Layer 5: Polymorphic queries

if is_jti:
    polymorphic_cls = with_polymorphic(cls, '*')
    statement = select(polymorphic_cls)   # Auto-JOINs all sub-tables

if is_sti:
    descendant_identities = [m.polymorphic_identity for m in mapper.self_and_descendants]
    statement = statement.where(poly_on.in_(descendant_identities))

JTI uses with_polymorphic to auto-JOIN sub-tables.
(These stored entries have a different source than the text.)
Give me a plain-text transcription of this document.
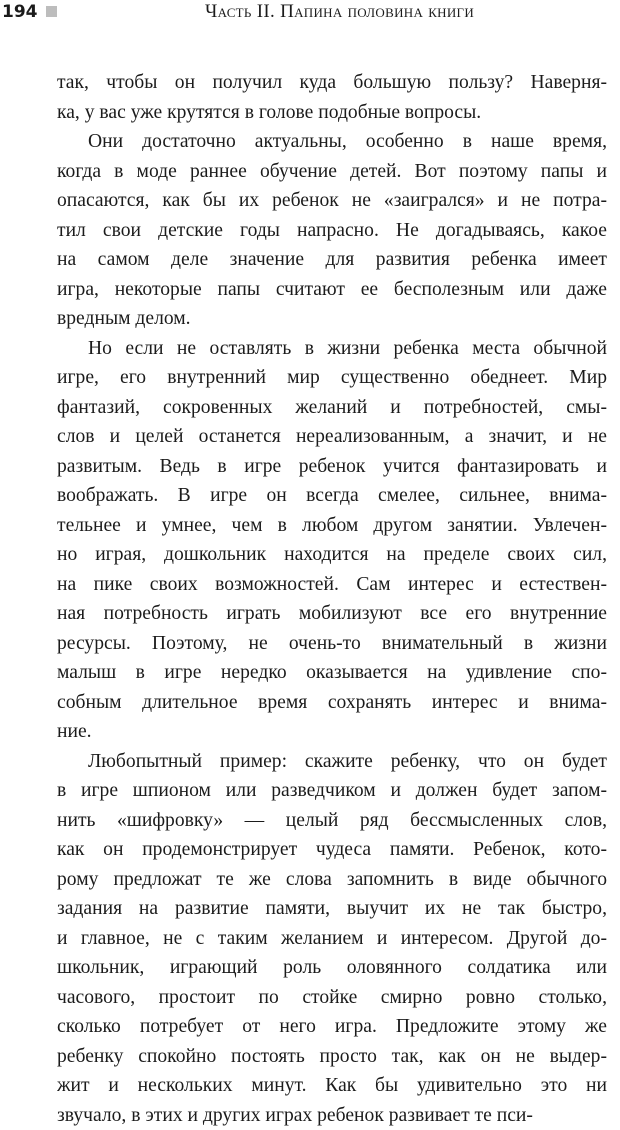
194	Часть II. Папина половина книги
так, чтобы он получил куда большую пользу? Наверня-
ка, у вас уже крутятся в голове подобные вопросы.
Они достаточно актуальны, особенно в наше время,
когда в моде раннее обучение детей. Вот поэтому папы и
опасаются, как бы их ребенок не «заигрался» и не потра-
тил свои детские годы напрасно. Не догадываясь, какое
на самом деле значение для развития ребенка имеет
игра, некоторые папы считают ее бесполезным или даже
вредным делом.
Но если не оставлять в жизни ребенка места обычной
игре, его внутренний мир существенно обеднеет. Мир
фантазий, сокровенных желаний и потребностей, смы-
слов и целей останется нереализованным, а значит, и не
развитым. Ведь в игре ребенок учится фантазировать и
воображать. В игре он всегда смелее, сильнее, внима-
тельнее и умнее, чем в любом другом занятии. Увлечен-
но играя, дошкольник находится на пределе своих сил,
на пике своих возможностей. Сам интерес и естествен-
ная потребность играть мобилизуют все его внутренние
ресурсы. Поэтому, не очень-то внимательный в жизни
малыш в игре нередко оказывается на удивление спо-
собным длительное время сохранять интерес и внима-
ние.
Любопытный пример: скажите ребенку, что он будет
в игре шпионом или разведчиком и должен будет запом-
нить «шифровку» — целый ряд бессмысленных слов,
как он продемонстрирует чудеса памяти. Ребенок, кото-
рому предложат те же слова запомнить в виде обычного
задания на развитие памяти, выучит их не так быстро,
и главное, не с таким желанием и интересом. Другой до-
школьник, играющий роль оловянного солдатика или
часового, простоит по стойке смирно ровно столько,
сколько потребует от него игра. Предложите этому же
ребенку спокойно постоять просто так, как он не выдер-
жит и нескольких минут. Как бы удивительно это ни
звучало, в этих и других играх ребенок развивает те пси-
STI requires manually adding a WHERE _polymorphic_name IN (...) filter — SQLAlchemy/SQLModel doesn't add this discriminator filter automatically; sqlmodel-ext patches it in.

Layer 6: fetch_mode determines return value

result = await session.exec(statement)

if fetch_mode == "first":   return result.first()
elif fetch_mode == "one":   return result.one()
elif fetch_mode == "all":   return list(result.all())
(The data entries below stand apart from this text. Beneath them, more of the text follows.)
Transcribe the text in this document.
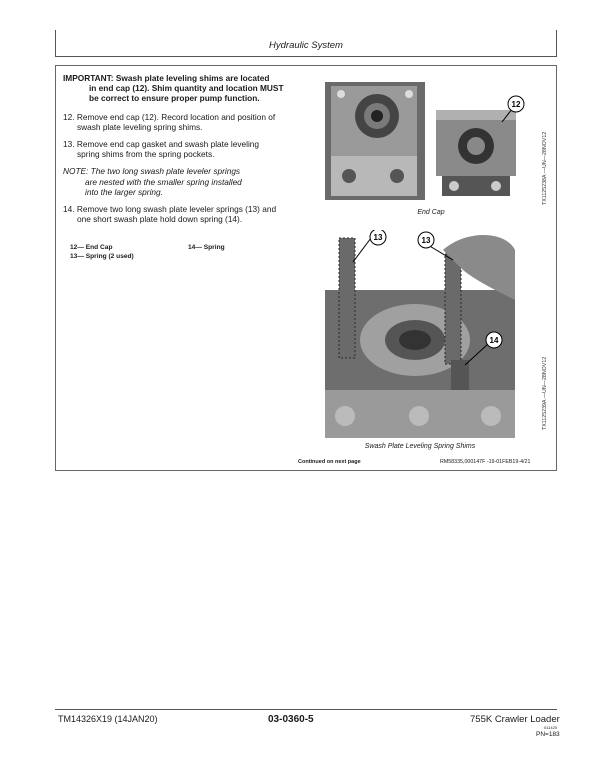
Hydraulic System

IMPORTANT: Swash plate leveling shims are located
in end cap (12). Shim quantity and location MUST
be correct to ensure proper pump function.

12. Remove end cap (12). Record location and position of
swash plate leveling spring shims.

13. Remove end cap gasket and swash plate leveling
spring shims from the spring pockets.

NOTE: The two long swash plate leveler springs
are nested with the smaller spring installed
into the larger spring.

14. Remove two long swash plate leveler springs (13) and
one short swash plate hold down spring (14).

12— End Cap	14— Spring
13— Spring (2 used)
12
End Cap
TX1125238A —UN—28NOV12
13	13
14
Swash Plate Leveling Spring Shims
TX1125239A —UN—28NOV12
Continued on next page	RM58335,000147F -19-01FEB19-4/21
TM14326X19 (14JAN20)	03-0360-5	755K Crawler Loader
011420
PN=183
rel() and cond() — type-safe helpers

def rel(relationship: object) -> QueryableAttribute[Any]:
    """Cast Relationship field to QueryableAttribute, fixing basedpyright inference"""
    if not isinstance(relationship, QueryableAttribute):
        raise AttributeError(...)
    return relationship

def cond(expr: ColumnElement[bool] | bool) -> ColumnElement[bool]:
    """Narrow column comparison expression to ColumnElement[bool], fixing & | operator type errors"""
    return cast(ColumnElement[bool], expr)

These two functions are similar to SQLModel's col() — they perform type assertions/casts at runtime to satisfy static type checkers (basedpyright).

get_one() implementation

@classmethod
async def get_one(cls, session, id, *, load=None, with_for_update=False):
    return await cls.get(
        session, col(cls.id) == id,
        fetch_mode='one', load=load, with_for_update=with_for_update,
    )

Essentially a shortcut for get(fetch_mode='one'). UUIDTableBaseMixin provides a more precisely typed override (accepting only uuid.UUID).
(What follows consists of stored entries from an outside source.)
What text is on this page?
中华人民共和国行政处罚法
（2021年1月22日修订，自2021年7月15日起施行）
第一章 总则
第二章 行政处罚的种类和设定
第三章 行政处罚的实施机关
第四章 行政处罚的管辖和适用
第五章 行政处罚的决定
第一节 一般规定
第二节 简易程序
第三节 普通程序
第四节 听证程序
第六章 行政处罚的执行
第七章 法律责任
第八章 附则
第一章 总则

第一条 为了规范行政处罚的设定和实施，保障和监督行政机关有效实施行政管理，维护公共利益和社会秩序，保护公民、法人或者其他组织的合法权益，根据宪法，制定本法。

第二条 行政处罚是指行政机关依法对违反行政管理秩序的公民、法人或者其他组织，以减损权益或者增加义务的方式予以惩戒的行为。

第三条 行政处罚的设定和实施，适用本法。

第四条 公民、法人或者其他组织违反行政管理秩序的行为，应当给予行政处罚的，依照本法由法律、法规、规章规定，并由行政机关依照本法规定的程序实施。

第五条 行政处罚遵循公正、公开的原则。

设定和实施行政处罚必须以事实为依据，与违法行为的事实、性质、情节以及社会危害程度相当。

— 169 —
get_exist_one() FastAPI integration

@classmethod
async def get_exist_one(cls, session, id, load=None):
    instance = await cls.get(session, col(cls.id) == id, load=load)
    if not instance:
        if _HAS_FASTAPI:
            raise _FastAPIHTTPException(status_code=404, detail="Not found") 
        raise RecordNotFoundError("Not found") 
    return instance

Adaptive exception

At module import time, it checks whether FastAPI is installed. If so, it raises HTTPException(404); otherwise, it raises RecordNotFoundError. This avoids making FastAPI a hard dependency.

sanitize_integrity_error() implementation

@staticmethod
def sanitize_integrity_error(e: IntegrityError, default_message: str = "...") -> str:
    orig = e.orig
    # SQLSTATE 23514 (check_violation): PostgreSQL trigger's RAISE EXCEPTION
    if orig is not None and getattr(orig, 'sqlstate', None) == '23514':
        error_msg = str(orig)
        if '\n' in error_msg:
            error_msg = error_msg.split('\n')[0]  # Take the first line
        if error_msg.startswith('ERROR:'):
            error_msg = error_msg[6:].strip()
        return error_msg
    return default_message

PostgreSQL triggers can produce business-semantic error messages via RAISE EXCEPTION ... USING ERRCODE = 'check_violation', which are safe to display to users. Other constraint errors (FK, unique, etc.) might leak table structure, so the default message is returned.

FOR UPDATE tracking

In the get() method, when with_for_update=True, the locked instance's id() is recorded in session.info:

SESSION_FOR_UPDATE_KEY = '_for_update_locked'

# In get():
if with_for_update:
    locked: set[int] = session.info.setdefault(SESSION_FOR_UPDATE_KEY, set())
    locked.add(id(instance))

This is used by the @requires_for_update decorator for runtime checking.

count() implementation

@classmethod
async def count(cls, session, condition=None, ...):
    statement = select(func.count()).select_from(cls)
    if condition is not None:
        statement = statement.where(condition)
    result = await session.scalar(statement)
    return result or 0

Uses database-level COUNT(*) rather than Python's len().

get_with_count() implementation

@classmethod
async def get_with_count(cls, session, condition=None, *, table_view=None, ...):
    total_count = await cls.count(session, condition, ...)
    items = await cls.get(session, condition, fetch_mode="all", table_view=table_view, ...)
    return ListResponse(count=total_count, items=items)

Essentially a combination of count() + get(fetch_mode="all"). The order doesn't affect the result but reading count() first then get() is more intuitive.